Kenny Dalglish introduced Andy Carroll who instantly rescued Luis Suarez off his isolated island. Meanwhile, Roberto DiMatteo who I’ve praised earlier, made a rare tactical blunder and introduced Meireles for Ramires, instead of subbing out Kalou.  Big mistake. Chelsea’s midfield was no longer compact and it was now Drogba’s turn to be trapped on the isolated island up front without the offensive surges from Ramires.

As a result the momentum and aggression swung in Liverpools favor as they besieged the Chelsea goal and pulled it back to 2-1 thanks to Carroll. Chelsea was barely hanging on and reverted back to “we are playing against Barca, all hands on deck” defensive mentality epitomized by this stunning save from Petr Cech. Luckily for Chelsea, there wasn’t enough time left for Liverpool to snatch victory from the jaws of defeat.

Liverpool should’ve played Carroll alongside Suarez from the start and adopted a more attacking philosophy. They could have won this game over a more talented team, by using more effective tactics and having more purpose. I will never understand why Liverpool played with the goal scoring intent of a student afflicted with senioritis before a term paper deadline. Why not attempt to score goals and win the damn Cup? Clearly the last 30 minutes showed that they were more than capable. They simply ran out of time. It’s not just Liverpool, most teams routinely use these negative tactics which rarely succeed. Conversely, it is even more puzzling to me why teams in Chelsea’s position, dominating the game and up 2-0, quit on tactics that were clearly succeeding and switch to a ‘prevent defense’ to simply run out the clock. Invariably, they let the other team in and give them hope, momentum, confidence and all the intangibles that play a huge role in swinging the outcome of the match. In the end, Chelsea was scrambling for their lives to try and save the game.

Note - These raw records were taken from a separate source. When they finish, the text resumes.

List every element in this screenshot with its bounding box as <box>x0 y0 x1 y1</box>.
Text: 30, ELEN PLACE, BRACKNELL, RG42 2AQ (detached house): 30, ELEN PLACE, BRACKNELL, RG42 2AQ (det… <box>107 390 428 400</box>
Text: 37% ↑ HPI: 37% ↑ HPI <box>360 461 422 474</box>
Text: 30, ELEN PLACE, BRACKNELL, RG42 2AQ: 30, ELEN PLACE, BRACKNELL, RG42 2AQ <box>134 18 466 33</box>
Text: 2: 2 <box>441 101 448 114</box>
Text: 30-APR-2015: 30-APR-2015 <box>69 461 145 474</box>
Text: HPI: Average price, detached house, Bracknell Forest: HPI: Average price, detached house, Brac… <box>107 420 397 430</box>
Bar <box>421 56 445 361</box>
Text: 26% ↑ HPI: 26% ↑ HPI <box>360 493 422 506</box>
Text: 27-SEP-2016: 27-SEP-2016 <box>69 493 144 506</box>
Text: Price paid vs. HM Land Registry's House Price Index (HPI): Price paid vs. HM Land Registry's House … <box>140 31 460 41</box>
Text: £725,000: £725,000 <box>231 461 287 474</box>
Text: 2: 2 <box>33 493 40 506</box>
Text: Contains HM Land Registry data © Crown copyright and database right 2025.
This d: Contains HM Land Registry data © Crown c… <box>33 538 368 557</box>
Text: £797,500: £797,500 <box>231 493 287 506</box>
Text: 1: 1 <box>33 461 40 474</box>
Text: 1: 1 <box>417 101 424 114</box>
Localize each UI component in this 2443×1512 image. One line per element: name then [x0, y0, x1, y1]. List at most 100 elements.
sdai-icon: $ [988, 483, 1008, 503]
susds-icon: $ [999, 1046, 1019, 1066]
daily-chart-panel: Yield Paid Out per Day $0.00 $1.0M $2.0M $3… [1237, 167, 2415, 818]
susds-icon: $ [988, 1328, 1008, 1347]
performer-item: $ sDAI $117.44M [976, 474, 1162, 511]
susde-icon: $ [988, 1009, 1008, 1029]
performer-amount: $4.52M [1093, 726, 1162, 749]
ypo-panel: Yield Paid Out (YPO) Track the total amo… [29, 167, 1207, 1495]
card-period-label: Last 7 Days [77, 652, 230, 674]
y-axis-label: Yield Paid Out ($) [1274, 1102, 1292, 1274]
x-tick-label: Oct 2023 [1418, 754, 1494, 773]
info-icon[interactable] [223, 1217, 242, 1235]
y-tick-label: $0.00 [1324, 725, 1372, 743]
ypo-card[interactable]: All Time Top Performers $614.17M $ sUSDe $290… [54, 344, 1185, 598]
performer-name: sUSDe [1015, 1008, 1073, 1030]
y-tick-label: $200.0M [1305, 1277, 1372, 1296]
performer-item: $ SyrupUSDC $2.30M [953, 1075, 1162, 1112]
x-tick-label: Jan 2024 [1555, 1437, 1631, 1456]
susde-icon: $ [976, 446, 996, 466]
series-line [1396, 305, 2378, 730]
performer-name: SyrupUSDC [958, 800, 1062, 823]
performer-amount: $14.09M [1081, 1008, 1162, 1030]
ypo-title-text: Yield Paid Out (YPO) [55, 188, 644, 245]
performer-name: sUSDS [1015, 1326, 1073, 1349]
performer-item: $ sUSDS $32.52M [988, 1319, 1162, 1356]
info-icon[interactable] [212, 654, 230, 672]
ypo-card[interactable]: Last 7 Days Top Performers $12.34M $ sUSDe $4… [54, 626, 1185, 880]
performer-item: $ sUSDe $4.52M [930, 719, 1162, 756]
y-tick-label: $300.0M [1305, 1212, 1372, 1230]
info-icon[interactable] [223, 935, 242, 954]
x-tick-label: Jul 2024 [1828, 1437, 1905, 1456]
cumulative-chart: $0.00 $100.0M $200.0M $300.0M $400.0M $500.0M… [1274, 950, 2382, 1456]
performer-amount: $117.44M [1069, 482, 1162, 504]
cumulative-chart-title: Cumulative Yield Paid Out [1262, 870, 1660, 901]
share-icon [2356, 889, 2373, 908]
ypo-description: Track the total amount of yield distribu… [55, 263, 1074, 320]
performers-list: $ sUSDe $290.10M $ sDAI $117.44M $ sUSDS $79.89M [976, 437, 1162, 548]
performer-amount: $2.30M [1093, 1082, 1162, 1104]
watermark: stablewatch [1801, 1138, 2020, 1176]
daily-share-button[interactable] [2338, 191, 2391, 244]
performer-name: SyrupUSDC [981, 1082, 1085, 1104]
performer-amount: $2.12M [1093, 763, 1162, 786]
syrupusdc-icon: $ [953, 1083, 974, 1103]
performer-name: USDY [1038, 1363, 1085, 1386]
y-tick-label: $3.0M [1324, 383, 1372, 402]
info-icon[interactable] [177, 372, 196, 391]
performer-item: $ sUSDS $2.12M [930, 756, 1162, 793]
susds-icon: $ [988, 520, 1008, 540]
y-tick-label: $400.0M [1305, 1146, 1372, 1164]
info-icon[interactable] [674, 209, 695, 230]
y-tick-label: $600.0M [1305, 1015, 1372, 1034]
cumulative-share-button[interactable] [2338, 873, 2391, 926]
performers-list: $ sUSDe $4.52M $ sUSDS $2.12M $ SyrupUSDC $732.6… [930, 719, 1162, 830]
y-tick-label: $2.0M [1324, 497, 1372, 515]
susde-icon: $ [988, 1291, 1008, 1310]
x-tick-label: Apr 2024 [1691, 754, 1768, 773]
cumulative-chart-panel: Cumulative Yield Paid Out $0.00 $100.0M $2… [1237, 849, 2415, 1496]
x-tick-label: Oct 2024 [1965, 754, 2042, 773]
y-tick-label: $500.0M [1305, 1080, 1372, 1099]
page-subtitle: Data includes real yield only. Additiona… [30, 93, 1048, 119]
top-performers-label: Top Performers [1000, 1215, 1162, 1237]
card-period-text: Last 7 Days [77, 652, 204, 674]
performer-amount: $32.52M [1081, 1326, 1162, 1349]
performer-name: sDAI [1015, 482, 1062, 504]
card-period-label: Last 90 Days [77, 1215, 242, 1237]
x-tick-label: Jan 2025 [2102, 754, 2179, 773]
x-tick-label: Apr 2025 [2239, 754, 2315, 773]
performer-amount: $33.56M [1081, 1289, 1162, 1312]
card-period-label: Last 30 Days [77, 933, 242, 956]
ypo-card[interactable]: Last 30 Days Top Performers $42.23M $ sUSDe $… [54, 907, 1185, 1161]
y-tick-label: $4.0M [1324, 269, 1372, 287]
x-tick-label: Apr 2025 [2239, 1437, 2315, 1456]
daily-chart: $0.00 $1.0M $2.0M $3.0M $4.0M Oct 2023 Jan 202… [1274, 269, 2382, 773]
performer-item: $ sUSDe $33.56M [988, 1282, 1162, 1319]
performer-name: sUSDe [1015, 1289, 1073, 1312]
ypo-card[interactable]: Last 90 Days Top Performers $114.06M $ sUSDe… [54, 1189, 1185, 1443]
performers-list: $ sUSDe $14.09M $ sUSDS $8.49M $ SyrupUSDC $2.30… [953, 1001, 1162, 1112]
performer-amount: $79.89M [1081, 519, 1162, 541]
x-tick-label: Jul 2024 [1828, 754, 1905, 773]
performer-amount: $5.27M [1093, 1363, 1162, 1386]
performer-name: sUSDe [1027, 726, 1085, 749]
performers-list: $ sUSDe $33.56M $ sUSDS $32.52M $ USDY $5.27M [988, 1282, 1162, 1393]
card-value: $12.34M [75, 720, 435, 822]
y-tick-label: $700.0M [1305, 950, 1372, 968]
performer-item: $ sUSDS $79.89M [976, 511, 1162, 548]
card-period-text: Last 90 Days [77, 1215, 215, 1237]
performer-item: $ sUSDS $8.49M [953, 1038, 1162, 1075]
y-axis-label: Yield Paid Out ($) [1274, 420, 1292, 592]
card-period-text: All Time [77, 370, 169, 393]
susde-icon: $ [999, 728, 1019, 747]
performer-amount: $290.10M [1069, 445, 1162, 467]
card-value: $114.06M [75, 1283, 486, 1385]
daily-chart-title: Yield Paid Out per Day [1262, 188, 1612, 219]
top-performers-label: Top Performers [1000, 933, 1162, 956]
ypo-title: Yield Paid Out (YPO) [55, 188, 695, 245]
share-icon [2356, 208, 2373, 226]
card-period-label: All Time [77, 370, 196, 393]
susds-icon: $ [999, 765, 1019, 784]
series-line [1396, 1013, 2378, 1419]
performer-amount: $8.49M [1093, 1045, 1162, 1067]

Is that how you wish to ‘win’ a Cup? It’s time for managers to think outside the box and ‘play to win’, rather than trying ‘not to lose’. It’s not a question of talent anymore, its tactical know-how alongside intent and attitude. A simple change in philosophy and outlook can go a long way. The intangibles matter more than ever. No wonder they consider a 2-0 lead to be precarious…except there is no logical reason for it to be that way.